Et surtout, qui peut être la prochaine cible de ces attaques, qui visent moins à voler qu’à saturer et déstabiliser ? Décryptage d’une menace numérique aussi courante qu’efficace, qui ne frappe pas que les grands groupes.
La Poste paralysée par une cyberattaque à l’approche de Noël
Le groupe La Poste a été la cible, ce lundi 22 décembre 2025, d’une cyberattaque massive. Elle a largement perturbé ses services en ligne ainsi que la distribution des courriers et des colis, à un moment crucial de la période des fêtes. Le géant postal français a indiqué avoir été victime d’un « incident de type ‘déni de service’ », une attaque informatique dont les conséquences sont très concrètes pour des millions de clients.
En quoi consiste exactement une attaque par « déni de service » (DDoS) ?
Contrairement aux piratages visant à voler des données, comme ceux qui ont touché récemment des ministères, une attaque DDoS (déni de service distribué) a un objectif de sabotage pur. Elle consiste à « saturer » un site internet en lui envoyant un déluge de requêtes automatiques, générées par des « robots » (ou « botnets »). L’idée est simple : inonder les serveurs de tant de fausses demandes que les utilisateurs légitimes ne peuvent plus y accéder.

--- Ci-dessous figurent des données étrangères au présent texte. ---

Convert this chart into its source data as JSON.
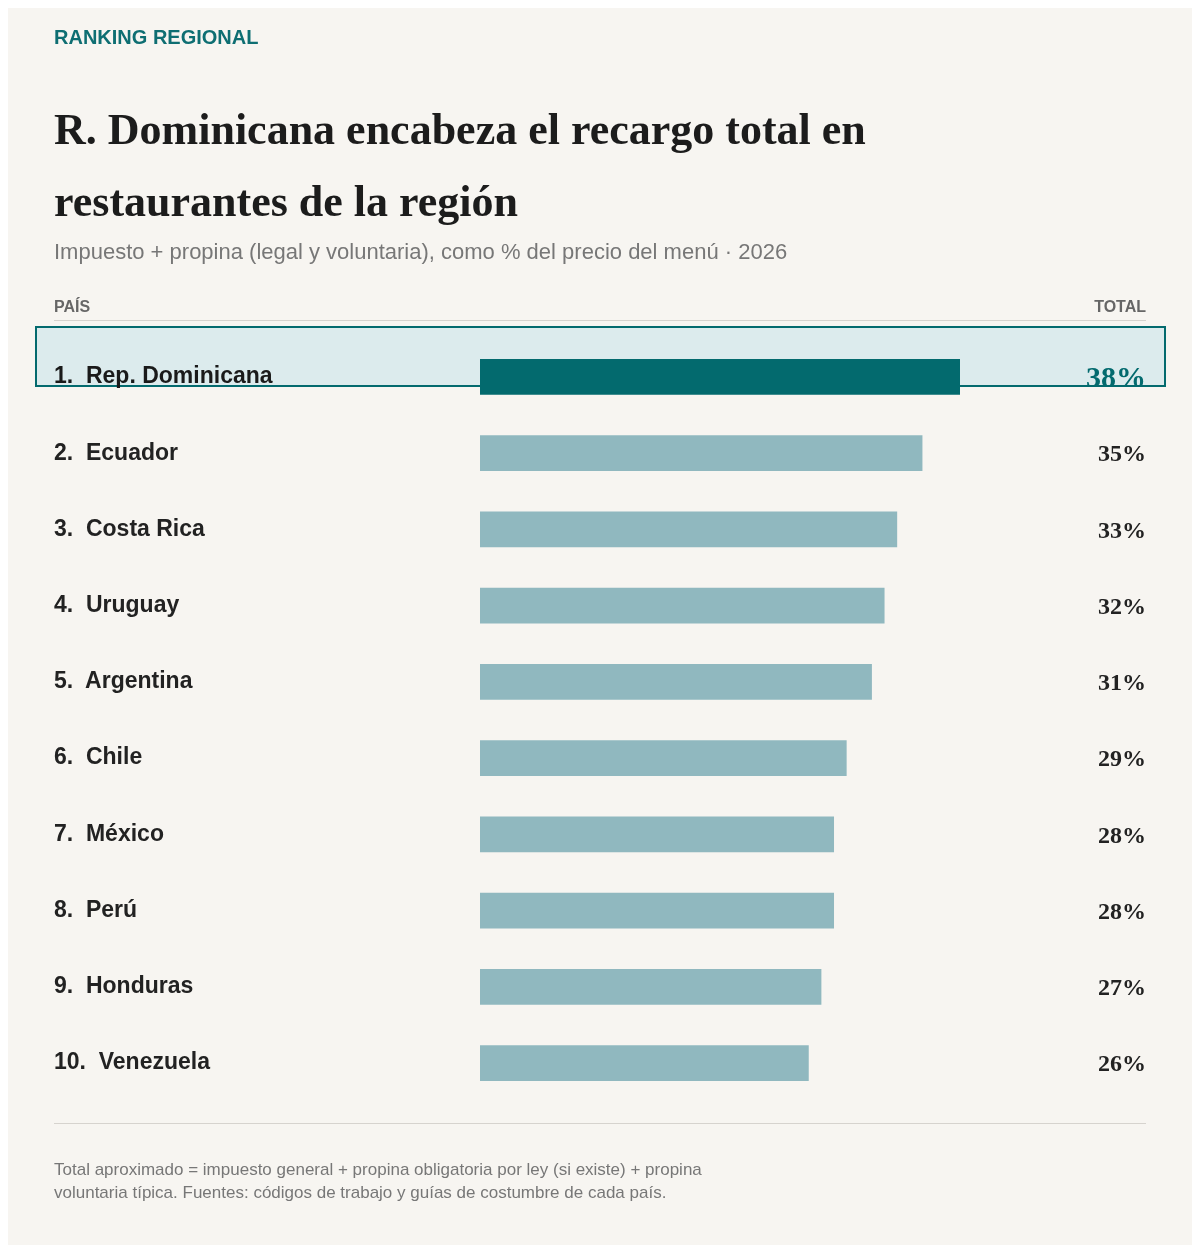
{
  "chart_data": {
    "type": "bar",
    "orientation": "horizontal",
    "title": "R. Dominicana encabeza el recargo total en restaurantes de la región",
    "subtitle": "Impuesto + propina (legal y voluntaria), como % del precio del menú · 2026",
    "ylabel": "PAÍS",
    "annotations": [
      "RANKING REGIONAL",
      "TOTAL",
      "Total aproximado = impuesto general + propina obligatoria por ley (si existe) + propina voluntaria típica. Fuentes: códigos de trabajo y guías de costumbre de cada país."
    ],
    "categories": [
      "1.  Rep. Dominicana",
      "2.  Ecuador",
      "3.  Costa Rica",
      "4.  Uruguay",
      "5.  Argentina",
      "6.  Chile",
      "7.  México",
      "8.  Perú",
      "9.  Honduras",
      "10.  Venezuela"
    ],
    "values": [
      38,
      35,
      33,
      32,
      31,
      29,
      28,
      28,
      27,
      26
    ],
    "value_labels": [
      "38%",
      "35%",
      "33%",
      "32%",
      "31%",
      "29%",
      "28%",
      "28%",
      "27%",
      "26%"
    ],
    "colors": [
      "#036a6e",
      "#90b8bf",
      "#90b8bf",
      "#90b8bf",
      "#90b8bf",
      "#90b8bf",
      "#90b8bf",
      "#90b8bf",
      "#90b8bf",
      "#90b8bf"
    ],
    "grid": false,
    "legend": false
  }
}
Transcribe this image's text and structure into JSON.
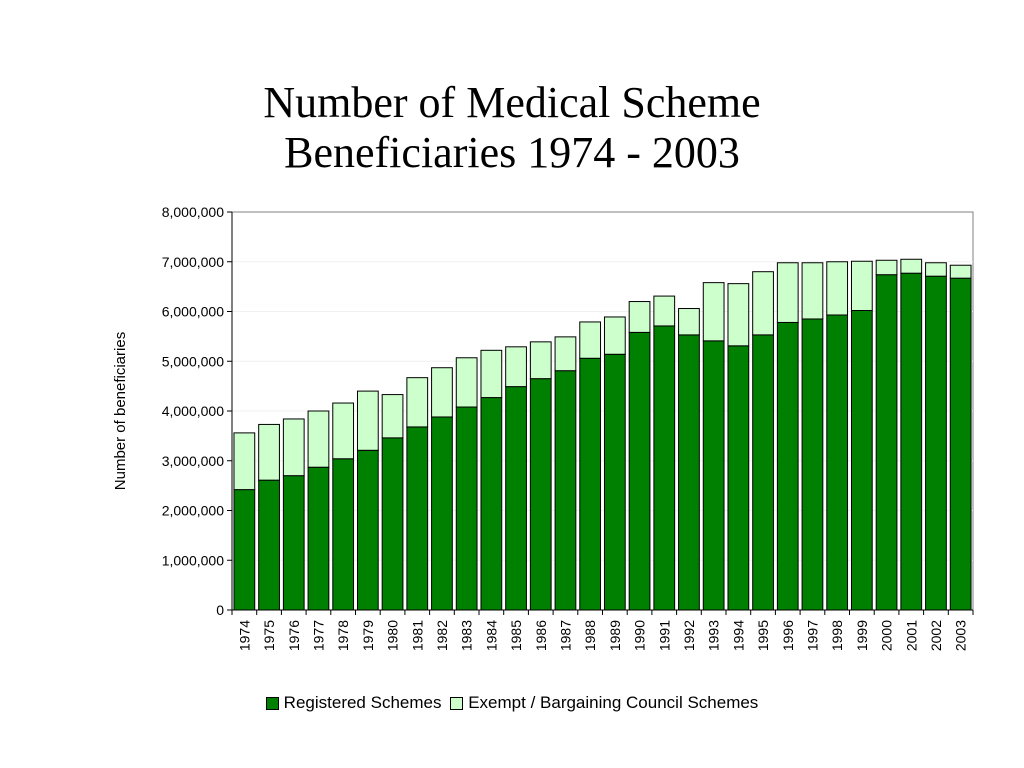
{
  "title": {
    "line1": "Number of Medical Scheme",
    "line2": "Beneficiaries 1974 - 2003"
  },
  "chart_data": {
    "type": "bar",
    "stacked": true,
    "categories": [
      "1974",
      "1975",
      "1976",
      "1977",
      "1978",
      "1979",
      "1980",
      "1981",
      "1982",
      "1983",
      "1984",
      "1985",
      "1986",
      "1987",
      "1988",
      "1989",
      "1990",
      "1991",
      "1992",
      "1993",
      "1994",
      "1995",
      "1996",
      "1997",
      "1998",
      "1999",
      "2000",
      "2001",
      "2002",
      "2003"
    ],
    "series": [
      {
        "name": "Registered Schemes",
        "color": "#008000",
        "values": [
          2420000,
          2610000,
          2700000,
          2870000,
          3040000,
          3210000,
          3460000,
          3680000,
          3880000,
          4080000,
          4270000,
          4490000,
          4650000,
          4810000,
          5060000,
          5140000,
          5580000,
          5710000,
          5530000,
          5410000,
          5310000,
          5530000,
          5780000,
          5850000,
          5930000,
          6020000,
          6740000,
          6770000,
          6710000,
          6670000
        ]
      },
      {
        "name": "Exempt / Bargaining Council Schemes",
        "color": "#ccffcc",
        "values": [
          1140000,
          1120000,
          1140000,
          1130000,
          1120000,
          1190000,
          870000,
          990000,
          990000,
          990000,
          950000,
          800000,
          740000,
          680000,
          730000,
          750000,
          620000,
          600000,
          530000,
          1170000,
          1250000,
          1270000,
          1200000,
          1130000,
          1070000,
          990000,
          290000,
          280000,
          270000,
          260000
        ]
      }
    ],
    "ylabel": "Number of beneficiaries",
    "xlabel": "",
    "ylim": [
      0,
      8000000
    ],
    "yticks": [
      "0",
      "1,000,000",
      "2,000,000",
      "3,000,000",
      "4,000,000",
      "5,000,000",
      "6,000,000",
      "7,000,000",
      "8,000,000"
    ],
    "grid": true,
    "legend_position": "bottom"
  }
}
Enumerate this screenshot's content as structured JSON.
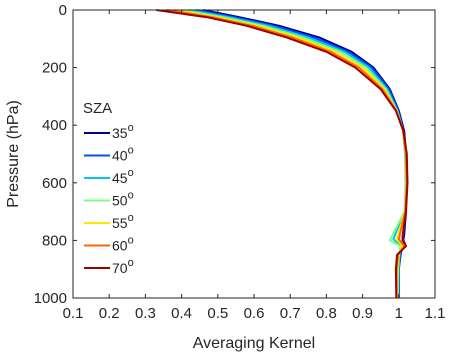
{
  "chart_data": {
    "type": "line",
    "xlabel": "Averaging Kernel",
    "ylabel": "Pressure (hPa)",
    "xlim": [
      0.1,
      1.1
    ],
    "ylim": [
      1000,
      0
    ],
    "y_reversed": true,
    "x_ticks": [
      0.1,
      0.2,
      0.3,
      0.4,
      0.5,
      0.6,
      0.7,
      0.8,
      0.9,
      1,
      1.1
    ],
    "x_tick_labels": [
      "0.1",
      "0.2",
      "0.3",
      "0.4",
      "0.5",
      "0.6",
      "0.7",
      "0.8",
      "0.9",
      "1",
      "1.1"
    ],
    "y_ticks": [
      0,
      200,
      400,
      600,
      800,
      1000
    ],
    "y_tick_labels": [
      "0",
      "200",
      "400",
      "600",
      "800",
      "1000"
    ],
    "grid": false,
    "legend": {
      "title": "SZA",
      "placement": "center-left"
    },
    "series": [
      {
        "name": "35",
        "color": "#00008f",
        "x": [
          0.46,
          0.56,
          0.67,
          0.78,
          0.87,
          0.93,
          0.975,
          1.0,
          1.015,
          1.02,
          1.02,
          1.02,
          1.015,
          1.01,
          1.005,
          1.0,
          1.0
        ],
        "y": [
          0,
          25,
          55,
          95,
          145,
          200,
          275,
          350,
          420,
          500,
          600,
          700,
          780,
          820,
          850,
          900,
          1000
        ]
      },
      {
        "name": "40",
        "color": "#0050ff",
        "x": [
          0.44,
          0.545,
          0.655,
          0.765,
          0.86,
          0.925,
          0.972,
          0.998,
          1.013,
          1.018,
          1.02,
          1.018,
          1.012,
          1.008,
          1.004,
          1.0,
          1.0
        ],
        "y": [
          0,
          25,
          55,
          95,
          145,
          200,
          275,
          350,
          420,
          500,
          600,
          700,
          780,
          820,
          850,
          900,
          1000
        ]
      },
      {
        "name": "45",
        "color": "#00c8e6",
        "x": [
          0.42,
          0.53,
          0.64,
          0.75,
          0.85,
          0.918,
          0.968,
          0.996,
          1.012,
          1.017,
          1.019,
          1.016,
          0.985,
          1.005,
          1.002,
          0.999,
          0.998
        ],
        "y": [
          0,
          25,
          55,
          95,
          145,
          200,
          275,
          350,
          420,
          500,
          600,
          700,
          795,
          820,
          850,
          900,
          1000
        ]
      },
      {
        "name": "50",
        "color": "#7dff7d",
        "x": [
          0.4,
          0.515,
          0.625,
          0.735,
          0.838,
          0.91,
          0.964,
          0.995,
          1.012,
          1.018,
          1.02,
          1.016,
          0.975,
          1.005,
          1.0,
          0.998,
          0.997
        ],
        "y": [
          0,
          25,
          55,
          95,
          145,
          200,
          275,
          350,
          420,
          500,
          600,
          700,
          800,
          820,
          850,
          900,
          1000
        ]
      },
      {
        "name": "55",
        "color": "#ffe600",
        "x": [
          0.38,
          0.5,
          0.61,
          0.72,
          0.826,
          0.9,
          0.96,
          0.994,
          1.012,
          1.019,
          1.021,
          1.017,
          0.995,
          1.01,
          1.0,
          0.996,
          0.995
        ],
        "y": [
          0,
          25,
          55,
          95,
          145,
          200,
          275,
          350,
          420,
          500,
          600,
          700,
          795,
          820,
          850,
          900,
          1000
        ]
      },
      {
        "name": "60",
        "color": "#ff6400",
        "x": [
          0.36,
          0.485,
          0.595,
          0.705,
          0.812,
          0.89,
          0.955,
          0.993,
          1.012,
          1.02,
          1.022,
          1.018,
          1.0,
          1.015,
          0.998,
          0.994,
          0.994
        ],
        "y": [
          0,
          25,
          55,
          95,
          145,
          200,
          275,
          350,
          420,
          500,
          600,
          700,
          795,
          820,
          850,
          900,
          1000
        ]
      },
      {
        "name": "70",
        "color": "#a00000",
        "x": [
          0.33,
          0.47,
          0.58,
          0.69,
          0.8,
          0.88,
          0.95,
          0.992,
          1.013,
          1.022,
          1.024,
          1.02,
          1.01,
          1.02,
          0.995,
          0.992,
          0.993
        ],
        "y": [
          0,
          25,
          55,
          95,
          145,
          200,
          275,
          350,
          420,
          500,
          600,
          700,
          790,
          820,
          850,
          900,
          1000
        ]
      }
    ]
  }
}
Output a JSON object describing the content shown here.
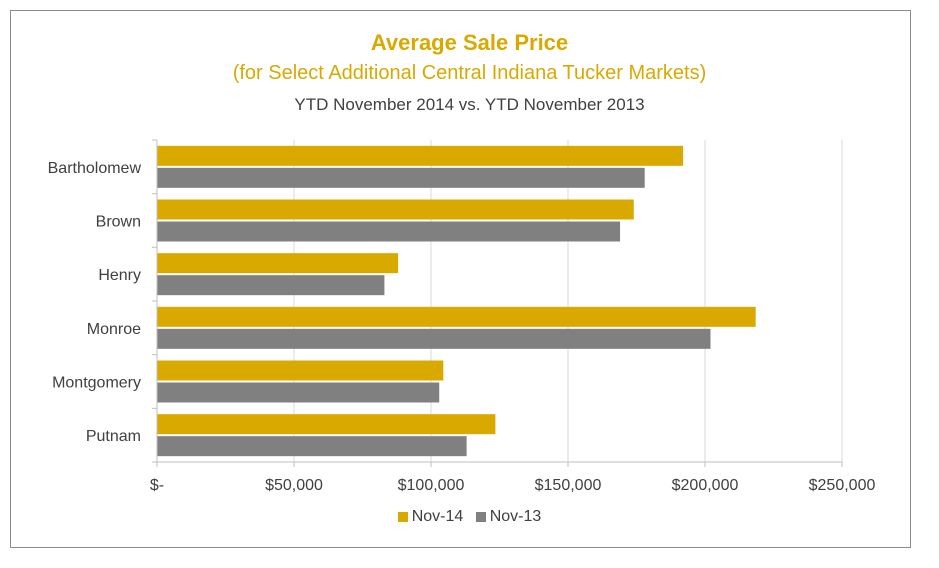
{
  "chart_data": {
    "type": "bar",
    "orientation": "horizontal",
    "title": "Average Sale Price",
    "subtitle": "(for Select Additional Central Indiana Tucker Markets)",
    "subtitle2": "YTD November 2014 vs. YTD November 2013",
    "categories": [
      "Bartholomew",
      "Brown",
      "Henry",
      "Monroe",
      "Montgomery",
      "Putnam"
    ],
    "series": [
      {
        "name": "Nov-14",
        "color": "#d9a900",
        "values": [
          192000,
          174000,
          88000,
          218500,
          104500,
          123500
        ]
      },
      {
        "name": "Nov-13",
        "color": "#808080",
        "values": [
          178000,
          169000,
          83000,
          202000,
          103000,
          113000
        ]
      }
    ],
    "xlim": [
      0,
      250000
    ],
    "x_ticks": [
      {
        "value": 0,
        "label": "$-"
      },
      {
        "value": 50000,
        "label": "$50,000"
      },
      {
        "value": 100000,
        "label": "$100,000"
      },
      {
        "value": 150000,
        "label": "$150,000"
      },
      {
        "value": 200000,
        "label": "$200,000"
      },
      {
        "value": 250000,
        "label": "$250,000"
      }
    ],
    "grid": true,
    "legend_position": "bottom"
  }
}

Comme l’expliquait Benoît Grunemwald, expert chez ESET, ces robots « n’ont pas du tout l’intention de consulter le site, mais viennent le saturer ».
Pourquoi ce type d’attaque est-il si grave pour une entreprise ?
Au-delà de l’indisponibilité temporaire, l’impact est profondément dommageable pour la réputation de La Poste. Comme le souligne le site gouvernemental de prévention en cybersécurité, ce type d’attaque « laisse à penser que l’attaquant aurait pu prendre le contrôle du serveur ». Cette perception, même si aucune donnée sensible (personnelle, bancaire) n’a été dérobée, ébranle immédiatement la confiance des clients. La capacité de l’organisation à protéger leurs informations et à assurer un service fiable est brisée. L’image et la crédibilité de La Poste sont directement mises à mal, surtout pendant la période chargée de Noël.
Les attaques DDoS sont-elles courantes ?
Absolument. Bien que très perturbantes, ces attaques sont une menace récurrente. Elles sont régulièrement utilisées à des fins de perturbation politique ou médiatique. Par exemple, le mois dernier, des hackers pro-russes ont revendiqué une attaque DDoS. C’était contre des sites de partis politiques danois à la veille d’élections. En France même, plusieurs sites internet de villes et départements avaient été temporairement rendus inaccessibles par ce moyen le 31 décembre 2024. Ces attaques sont souvent choisies pour leur visibilité et leur effet de déstabilisation immédiat.
L’attaque contre La Poste illustre la vulnérabilité des infrastructures françaises en termes de cybersécurité face à des méthodes de piratage. Bien qu’elles ne pénètrent pas toujours les systèmes, elles peuvent causer un préjudice opérationnel et symbolique considérable. C’est le cas en particulier lorsqu’elles frappent un acteur essentiel du quotidien des Français.